When you can’t see growth or you can’t see how these products are going to be replaced over time, it gives the investors pause. And I think that pause kind of filtered with the policy risk onto all of pharma, for the most part.

Sherwood: Many retail investors discovered Pfizer during the pandemic. Now that Covid products are a smaller part of the portfolio, what should they know about Pfizer today?

Denton: Pfizer is investing for growth through the end of the decade. We have a rich pipeline across oncology, internal medicine, I&I, and vaccines. Profitability and cash flow are improving. We pay a very high dividend, so retail investors can be rewarded from both yield and upside as our portfolio matures.

Sherwood: Last question — is there something another company, either in your sector or elsewhere, is doing that’s caught your eye?

Denton: I think we’re on the cusp of AI allowing the biopharma sector to improve dramatically, though we’re still in the early stages of that.
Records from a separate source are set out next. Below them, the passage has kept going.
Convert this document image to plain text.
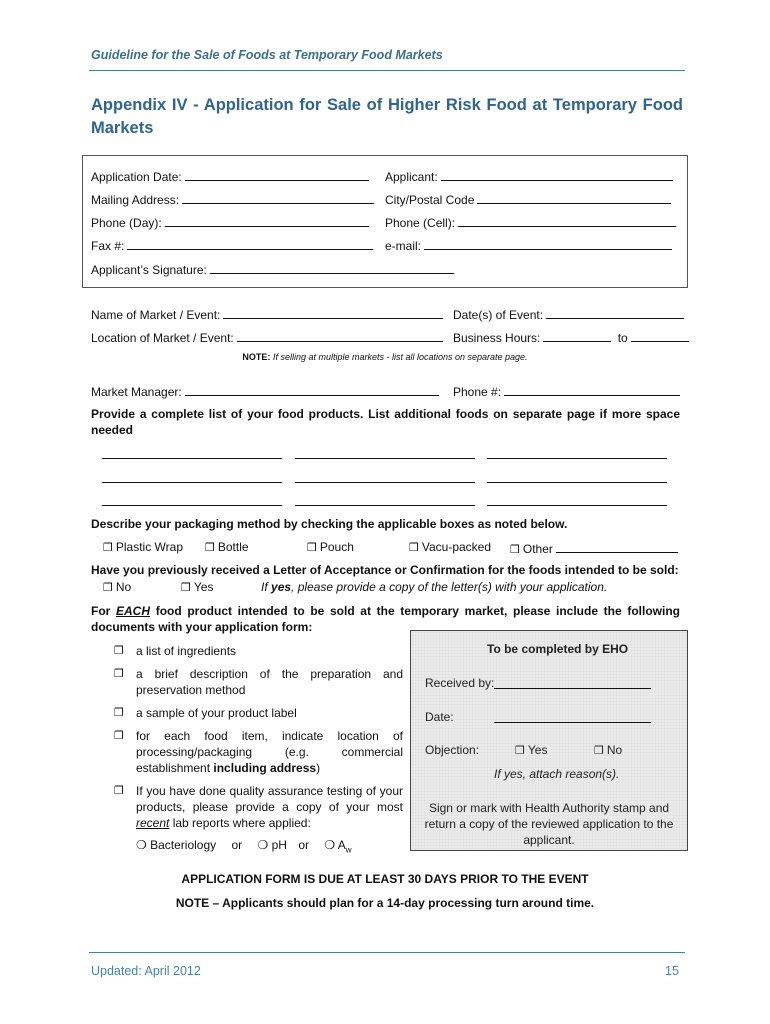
Guideline for the Sale of Foods at Temporary Food Markets
Appendix IV - Application for Sale of Higher Risk Food at Temporary Food Markets
Application Date:	Applicant:
Mailing Address:	City/Postal Code
Phone (Day):	Phone (Cell):
Fax #:	e-mail:
Applicant’s Signature:
Name of Market / Event:	Date(s) of Event:
Location of Market / Event:	Business Hours:	to
NOTE: If selling at multiple markets - list all locations on separate page.
Market Manager:	Phone #:
Provide a complete list of your food products. List additional foods on separate page if more space needed
Describe your packaging method by checking the applicable boxes as noted below.
❒ Plastic Wrap ❒ Bottle	❒ Pouch	❒ Vacu-packed ❒ Other
Have you previously received a Letter of Acceptance or Confirmation for the foods intended to be sold:
❒ No	❒ Yes	If yes, please provide a copy of the letter(s) with your application.
For EACH food product intended to be sold at the temporary market, please include the following documents with your application form:
❒ a list of ingredients
❒ a brief description of the preparation and preservation method
❒ a sample of your product label
❒ for each food item, indicate location of processing/packaging (e.g. commercial establishment including address)
❒ If you have done quality assurance testing of your products, please provide a copy of your most recent lab reports where applied:
❍ Bacteriology or ❍ pH or ❍ $A_w$
To be completed by EHO
Received by:
Date:
Objection:	❒ Yes	❒ No
If yes, attach reason(s).
Sign or mark with Health Authority stamp and return a copy of the reviewed application to the applicant.
APPLICATION FORM IS DUE AT LEAST 30 DAYS PRIOR TO THE EVENT
NOTE – Applicants should plan for a 14-day processing turn around time.
Updated: April 2012	15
The good news is that companies like ours, which have been in this business a long time, have a really rich history of data. Think about it — the clinical trials or lab tests that produce positive results all get published, so there’s no secret sauce there. But we’ve also run hundreds of thousands of trials and tests that didn’t produce positive outcomes. Embedded in all that is a kernel of knowledge and information.

If we can leverage the data we already have within our infrastructure, I’m sure we can identify new drugs. A good example: about 20 years ago, Pfizer had its own GLP-1. I bet, somewhere in those clinical trial results, it probably showed that one of the side effects was that people lost weight. That would’ve been really interesting to know. And now, 15 or 20 years later, we’re in a completely different place. So I think using data and applying new technology to it will be the next generation of improvement in our sector.